Catenaa, Sunday, July 05, 2026- Bipartisan lawmakers have called on the US Commodity Futures Trading Commission (CFTC) to explain how it is overseeing prediction markets after allegations that cryptocurrency-based platform Polymarket used staged betting activity in marketing campaigns to attract users.
In a letter to CFTC Chairman Michael Selig, Senators Adam Schiff of California and John Curtis of Utah requested detailed information on whether the regulator is investigating recent allegations involving Polymarket and whether it possesses sufficient authority and expertise to protect consumers participating in event-based trading markets.
The inquiry follows media reports alleging that promotional content featured approximately $1.9 million in simulated wagers designed to create the appearance of genuine market activity.
The senators requested responses to six questions covering the CFTC’s enforcement approach, ongoing investigations and consumer protection framework for prediction markets.
The lawmakers argued that the agency has consistently asserted jurisdiction over event contracts and prediction markets through enforcement actions and regulatory oversight.
They expressed concern that aggressive social media promotion portraying prediction markets as an easy way to make money could blur the distinction between regulated financial products and gambling.
The senators asked the CFTC to respond by July 10.
Prediction markets have attracted increasing attention from regulators over the past year as trading volumes and public participation continue to expand.
Several US states have questioned whether certain event contracts resemble unauthorized gambling activities, while federal regulators continue evaluating how existing commodities laws apply to the rapidly growing sector.
The latest allegations add to previous concerns surrounding market integrity, insider trading risks and promotional practices across prediction market platforms.
Polymarket has said it will conduct a comprehensive review of its promotional materials following the allegations.
The Wall Street Journal has separately reported that the CFTC is conducting an extensive investigation involving Polymarket, although the precise scope of that inquiry has not been publicly confirmed.
It remains unclear whether the reported investigation specifically includes the alleged advertising practices highlighted by lawmakers.
The CFTC has not publicly disclosed details regarding any ongoing enforcement activity related to the platform.
As an independent federal regulator, the agency generally does not comment on active investigations.
The senators argued that influencer marketing, social media promotion and claims of easy profits may create unrealistic expectations among retail participants.
They questioned whether current regulatory safeguards adequately protect consumers participating in event contracts that increasingly resemble traditional sports betting or wagering activities.
The inquiry also reflects broader concerns over transparency within rapidly expanding digital trading platforms where financial products intersect with entertainment and online communities.

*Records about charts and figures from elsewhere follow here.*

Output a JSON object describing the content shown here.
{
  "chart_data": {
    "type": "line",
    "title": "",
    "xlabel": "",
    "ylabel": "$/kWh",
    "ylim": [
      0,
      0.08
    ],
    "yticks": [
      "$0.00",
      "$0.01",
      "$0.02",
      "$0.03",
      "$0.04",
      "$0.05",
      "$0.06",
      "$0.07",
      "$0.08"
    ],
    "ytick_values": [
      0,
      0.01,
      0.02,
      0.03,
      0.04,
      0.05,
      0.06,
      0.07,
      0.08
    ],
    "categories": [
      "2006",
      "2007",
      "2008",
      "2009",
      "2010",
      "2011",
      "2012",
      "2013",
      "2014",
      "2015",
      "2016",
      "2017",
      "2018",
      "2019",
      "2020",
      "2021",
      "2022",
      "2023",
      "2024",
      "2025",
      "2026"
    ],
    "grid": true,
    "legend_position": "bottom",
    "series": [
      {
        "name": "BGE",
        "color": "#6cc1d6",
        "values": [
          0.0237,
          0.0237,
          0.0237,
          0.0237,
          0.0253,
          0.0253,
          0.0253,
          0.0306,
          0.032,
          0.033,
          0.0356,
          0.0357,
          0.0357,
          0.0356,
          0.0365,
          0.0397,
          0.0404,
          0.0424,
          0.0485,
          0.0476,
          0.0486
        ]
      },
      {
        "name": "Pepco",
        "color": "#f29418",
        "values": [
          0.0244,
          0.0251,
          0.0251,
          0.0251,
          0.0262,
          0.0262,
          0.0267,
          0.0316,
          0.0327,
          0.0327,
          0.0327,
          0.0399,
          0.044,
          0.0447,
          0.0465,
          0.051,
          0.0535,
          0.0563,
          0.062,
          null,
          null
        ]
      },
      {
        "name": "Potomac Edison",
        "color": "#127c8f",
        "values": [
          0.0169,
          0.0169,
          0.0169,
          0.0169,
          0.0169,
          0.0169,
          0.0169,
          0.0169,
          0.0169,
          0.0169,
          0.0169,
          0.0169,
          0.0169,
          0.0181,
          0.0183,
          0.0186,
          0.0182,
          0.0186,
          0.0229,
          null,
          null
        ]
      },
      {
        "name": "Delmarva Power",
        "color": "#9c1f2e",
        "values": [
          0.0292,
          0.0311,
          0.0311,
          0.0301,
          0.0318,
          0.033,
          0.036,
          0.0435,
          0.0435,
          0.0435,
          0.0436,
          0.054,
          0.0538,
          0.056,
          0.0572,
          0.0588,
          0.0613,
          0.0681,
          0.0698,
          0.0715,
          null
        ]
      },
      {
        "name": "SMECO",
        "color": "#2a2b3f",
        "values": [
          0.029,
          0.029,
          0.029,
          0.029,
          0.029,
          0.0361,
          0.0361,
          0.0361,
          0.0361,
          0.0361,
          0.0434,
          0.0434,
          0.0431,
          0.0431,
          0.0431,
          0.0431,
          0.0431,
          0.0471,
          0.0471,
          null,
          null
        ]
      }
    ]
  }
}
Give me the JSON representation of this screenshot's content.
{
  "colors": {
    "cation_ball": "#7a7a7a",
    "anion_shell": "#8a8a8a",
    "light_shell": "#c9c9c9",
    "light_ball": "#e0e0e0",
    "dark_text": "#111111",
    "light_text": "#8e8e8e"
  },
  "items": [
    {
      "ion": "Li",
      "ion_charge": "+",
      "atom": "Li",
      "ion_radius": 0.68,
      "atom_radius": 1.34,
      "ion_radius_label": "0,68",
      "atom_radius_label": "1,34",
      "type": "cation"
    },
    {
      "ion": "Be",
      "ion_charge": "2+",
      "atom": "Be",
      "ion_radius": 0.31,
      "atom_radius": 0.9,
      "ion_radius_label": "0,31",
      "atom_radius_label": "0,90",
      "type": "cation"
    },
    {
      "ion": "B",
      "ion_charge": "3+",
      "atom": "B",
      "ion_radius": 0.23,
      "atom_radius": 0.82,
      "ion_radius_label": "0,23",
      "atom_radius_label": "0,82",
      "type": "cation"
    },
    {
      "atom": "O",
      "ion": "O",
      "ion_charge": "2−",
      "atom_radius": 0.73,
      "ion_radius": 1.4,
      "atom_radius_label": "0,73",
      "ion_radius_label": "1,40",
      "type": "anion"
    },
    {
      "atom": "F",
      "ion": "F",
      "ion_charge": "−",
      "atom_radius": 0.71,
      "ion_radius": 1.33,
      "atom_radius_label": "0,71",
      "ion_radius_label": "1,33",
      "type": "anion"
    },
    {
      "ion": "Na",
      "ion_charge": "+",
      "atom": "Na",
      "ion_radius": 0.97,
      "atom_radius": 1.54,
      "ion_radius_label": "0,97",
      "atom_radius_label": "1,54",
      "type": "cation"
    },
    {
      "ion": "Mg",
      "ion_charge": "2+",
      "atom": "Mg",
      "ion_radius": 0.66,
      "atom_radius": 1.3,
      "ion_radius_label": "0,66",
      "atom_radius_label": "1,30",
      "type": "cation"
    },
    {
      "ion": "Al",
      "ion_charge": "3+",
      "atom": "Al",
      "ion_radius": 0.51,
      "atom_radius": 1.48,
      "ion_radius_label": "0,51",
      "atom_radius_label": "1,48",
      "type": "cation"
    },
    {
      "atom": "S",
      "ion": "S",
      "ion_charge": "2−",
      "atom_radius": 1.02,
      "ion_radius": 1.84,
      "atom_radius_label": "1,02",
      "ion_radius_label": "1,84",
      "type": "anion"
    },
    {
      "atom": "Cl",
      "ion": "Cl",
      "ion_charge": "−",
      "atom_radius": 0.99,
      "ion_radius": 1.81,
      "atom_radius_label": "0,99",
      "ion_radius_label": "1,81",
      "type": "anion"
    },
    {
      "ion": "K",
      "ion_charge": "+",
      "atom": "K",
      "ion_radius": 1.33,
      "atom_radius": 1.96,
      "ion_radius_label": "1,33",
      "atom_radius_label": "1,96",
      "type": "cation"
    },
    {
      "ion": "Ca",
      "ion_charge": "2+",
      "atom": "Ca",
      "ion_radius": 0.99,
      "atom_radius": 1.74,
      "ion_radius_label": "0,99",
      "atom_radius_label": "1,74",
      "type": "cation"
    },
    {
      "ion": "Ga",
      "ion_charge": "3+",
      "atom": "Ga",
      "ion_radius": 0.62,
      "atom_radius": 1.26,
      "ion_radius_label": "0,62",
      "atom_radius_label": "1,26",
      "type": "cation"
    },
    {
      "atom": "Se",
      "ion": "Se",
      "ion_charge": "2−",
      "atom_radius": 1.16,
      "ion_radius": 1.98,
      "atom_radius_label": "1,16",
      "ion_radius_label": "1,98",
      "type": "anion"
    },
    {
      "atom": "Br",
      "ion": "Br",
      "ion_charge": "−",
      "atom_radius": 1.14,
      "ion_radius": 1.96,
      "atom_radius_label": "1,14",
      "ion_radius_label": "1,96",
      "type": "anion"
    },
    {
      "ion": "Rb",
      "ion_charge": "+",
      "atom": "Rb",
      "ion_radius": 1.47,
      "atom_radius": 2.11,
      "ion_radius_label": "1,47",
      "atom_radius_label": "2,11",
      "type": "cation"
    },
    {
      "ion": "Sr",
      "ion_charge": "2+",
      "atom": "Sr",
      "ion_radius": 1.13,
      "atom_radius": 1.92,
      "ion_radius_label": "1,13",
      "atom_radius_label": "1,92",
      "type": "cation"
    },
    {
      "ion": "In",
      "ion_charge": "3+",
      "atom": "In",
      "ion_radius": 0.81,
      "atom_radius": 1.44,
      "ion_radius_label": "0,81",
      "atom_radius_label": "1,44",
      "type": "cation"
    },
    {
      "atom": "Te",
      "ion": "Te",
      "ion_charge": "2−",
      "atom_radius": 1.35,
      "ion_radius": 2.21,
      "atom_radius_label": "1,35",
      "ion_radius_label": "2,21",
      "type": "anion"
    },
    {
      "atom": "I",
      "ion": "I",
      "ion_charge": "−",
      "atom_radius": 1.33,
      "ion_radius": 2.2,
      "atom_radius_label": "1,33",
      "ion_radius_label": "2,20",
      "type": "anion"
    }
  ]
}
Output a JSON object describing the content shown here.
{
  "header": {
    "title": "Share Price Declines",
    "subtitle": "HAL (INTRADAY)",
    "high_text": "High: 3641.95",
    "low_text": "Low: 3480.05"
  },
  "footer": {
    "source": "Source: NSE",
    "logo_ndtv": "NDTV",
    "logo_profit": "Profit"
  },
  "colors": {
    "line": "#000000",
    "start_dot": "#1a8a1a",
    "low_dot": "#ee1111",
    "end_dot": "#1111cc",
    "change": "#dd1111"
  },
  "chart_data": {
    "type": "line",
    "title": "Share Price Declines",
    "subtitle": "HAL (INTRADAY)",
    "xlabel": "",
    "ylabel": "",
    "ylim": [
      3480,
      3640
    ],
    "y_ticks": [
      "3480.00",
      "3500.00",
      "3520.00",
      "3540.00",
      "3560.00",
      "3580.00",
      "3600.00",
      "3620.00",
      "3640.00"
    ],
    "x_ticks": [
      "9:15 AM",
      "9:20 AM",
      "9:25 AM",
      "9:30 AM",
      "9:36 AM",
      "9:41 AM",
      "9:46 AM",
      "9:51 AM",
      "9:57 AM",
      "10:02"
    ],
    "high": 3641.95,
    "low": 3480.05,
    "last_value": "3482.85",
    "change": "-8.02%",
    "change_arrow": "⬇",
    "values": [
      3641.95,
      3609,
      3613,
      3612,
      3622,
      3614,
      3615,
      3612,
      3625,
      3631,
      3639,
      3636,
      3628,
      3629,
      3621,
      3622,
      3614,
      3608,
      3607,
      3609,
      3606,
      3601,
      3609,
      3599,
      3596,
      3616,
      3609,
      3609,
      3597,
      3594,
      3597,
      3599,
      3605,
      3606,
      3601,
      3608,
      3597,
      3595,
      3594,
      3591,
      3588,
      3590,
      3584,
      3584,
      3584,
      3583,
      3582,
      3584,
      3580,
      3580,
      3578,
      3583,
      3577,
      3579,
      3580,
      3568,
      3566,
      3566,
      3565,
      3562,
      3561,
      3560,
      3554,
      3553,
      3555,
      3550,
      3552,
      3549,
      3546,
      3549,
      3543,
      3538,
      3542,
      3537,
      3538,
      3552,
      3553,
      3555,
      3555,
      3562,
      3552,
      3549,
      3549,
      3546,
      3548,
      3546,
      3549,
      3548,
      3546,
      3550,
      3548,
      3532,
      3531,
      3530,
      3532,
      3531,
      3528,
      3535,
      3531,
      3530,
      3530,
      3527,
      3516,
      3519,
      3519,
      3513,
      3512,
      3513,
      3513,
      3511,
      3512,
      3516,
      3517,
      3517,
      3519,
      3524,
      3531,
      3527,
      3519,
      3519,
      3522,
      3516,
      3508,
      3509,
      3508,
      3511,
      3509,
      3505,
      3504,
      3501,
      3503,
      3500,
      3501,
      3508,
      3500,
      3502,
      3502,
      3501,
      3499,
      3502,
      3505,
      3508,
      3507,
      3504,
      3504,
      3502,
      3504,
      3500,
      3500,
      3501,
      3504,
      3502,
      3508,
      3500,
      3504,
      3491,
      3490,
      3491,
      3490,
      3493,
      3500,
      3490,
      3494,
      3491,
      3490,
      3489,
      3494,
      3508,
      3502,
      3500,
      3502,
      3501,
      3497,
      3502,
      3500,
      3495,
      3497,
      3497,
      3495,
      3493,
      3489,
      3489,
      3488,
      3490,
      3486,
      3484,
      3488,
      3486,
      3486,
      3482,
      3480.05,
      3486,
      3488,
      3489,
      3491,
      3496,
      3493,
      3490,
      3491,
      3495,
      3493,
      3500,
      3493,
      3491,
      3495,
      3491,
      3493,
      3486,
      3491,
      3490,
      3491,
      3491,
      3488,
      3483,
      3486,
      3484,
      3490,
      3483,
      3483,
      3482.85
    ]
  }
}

Analysts say stronger disclosure standards and marketing oversight could become increasingly important as prediction markets continue attracting mainstream users.
The outcome of the congressional inquiry could influence future regulatory policy toward prediction markets and event contracts.
If lawmakers conclude that existing oversight is insufficient, the CFTC could face additional pressure to strengthen enforcement, update marketing guidance or seek expanded authority from Congress.
For the cryptocurrency industry, the debate highlights the continuing evolution of digital asset regulation beyond traditional cryptocurrencies into emerging financial products built on blockchain infrastructure.
As prediction markets gain popularity, regulators are increasingly balancing innovation with consumer protection and market integrity.
Prediction markets allow users to buy and sell contracts based on the outcome of future events, including elections, sports, economic indicators and public policy decisions. Many platforms use blockchain technology to facilitate decentralized trading and transparent settlement. The CFTC has increasingly asserted jurisdiction over event contracts that qualify as derivatives under US commodities law, while state regulators have separately examined whether certain prediction markets resemble gambling operations. The sector has become a growing focus of policymakers as trading volumes and retail participation continue to expand.